Vérifier la cohérence des mesures

« Même si tous les travaux ont coûté beaucoup plus cher, ça aide, reprend l’éleveur. Nicolas est aussi venu sur place, il a vu tous les postes. Et en quelque sorte, il a validé notre plan, ce qui était bien l’assurance qu’on allait dans le bon sens. » Tous les risques ont ainsi été passés au peigne fin pour chaque poste de travail avec la MSA. Des mesures de bruit ont été refaites dans le laboratoire : « Moi je leur dis tout le temps : “Mettez vos bouchons”, mais quand une personne extérieure le leur dit, les consignes sont mieux suivies », poursuit l’exploitant. Le conseiller de la MSA est ensuite repassé une fois les travaux terminés.

« Nous apportons un regard extérieur, nous les interrogeons sur leur travail, la manière dont ils le réalisent, dans quelles conditions… ça nous permet de vérifier la cohérence des mesures envisagées et d’en proposer d’autres », explique Nicolas Jagut.

Des border collie en plus

De la côté de la production, les vachers ne sont pas en reste, puisque deux chiens d’élevage, des border collie, ont récemment rejoint le troupeau : « Ça fait aussi partie de la santé sécurité, explique Yves Simon. Pour déplacer les animaux, ce sont les chiens qui se débrouillent : je marche devant, et si une des vaches s’échappe, on n’a plus à sauter au-dessus des talus. »

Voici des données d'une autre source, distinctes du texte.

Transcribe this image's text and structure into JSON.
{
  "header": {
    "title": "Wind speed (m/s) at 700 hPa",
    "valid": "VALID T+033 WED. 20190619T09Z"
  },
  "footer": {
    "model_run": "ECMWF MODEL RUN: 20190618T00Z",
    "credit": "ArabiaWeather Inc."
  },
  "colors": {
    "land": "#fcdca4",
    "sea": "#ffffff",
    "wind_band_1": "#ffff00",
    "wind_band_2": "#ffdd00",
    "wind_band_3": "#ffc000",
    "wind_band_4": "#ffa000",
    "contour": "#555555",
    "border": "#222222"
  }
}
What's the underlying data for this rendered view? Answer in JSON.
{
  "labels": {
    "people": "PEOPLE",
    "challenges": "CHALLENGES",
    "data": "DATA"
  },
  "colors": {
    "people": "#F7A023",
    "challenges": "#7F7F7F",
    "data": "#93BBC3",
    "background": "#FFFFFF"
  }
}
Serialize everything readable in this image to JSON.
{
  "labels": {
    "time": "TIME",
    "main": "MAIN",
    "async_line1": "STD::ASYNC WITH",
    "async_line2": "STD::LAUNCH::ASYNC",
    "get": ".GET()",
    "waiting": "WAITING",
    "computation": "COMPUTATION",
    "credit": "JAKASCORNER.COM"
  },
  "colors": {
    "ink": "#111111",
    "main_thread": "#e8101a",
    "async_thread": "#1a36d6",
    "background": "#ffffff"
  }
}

L’équipe de la Janaie entend bien poursuivre ses efforts, d’autant plus que « tous les ans, on est entre 25 % et 30 % de produits transformés en plus ; donc, forcément, le plan de prévention doit continuellement être mis à jour », poursuit Yves Simon, qui vient de mettre en place une nouvelle mesure. Il propose la prime « vélo » à tous ces salariés qui viennent à bicyclette au travail : « L’activité physique, c’est bon pour tout le monde. » Et même Charlène, qui habite à 7 km, commence à y penser.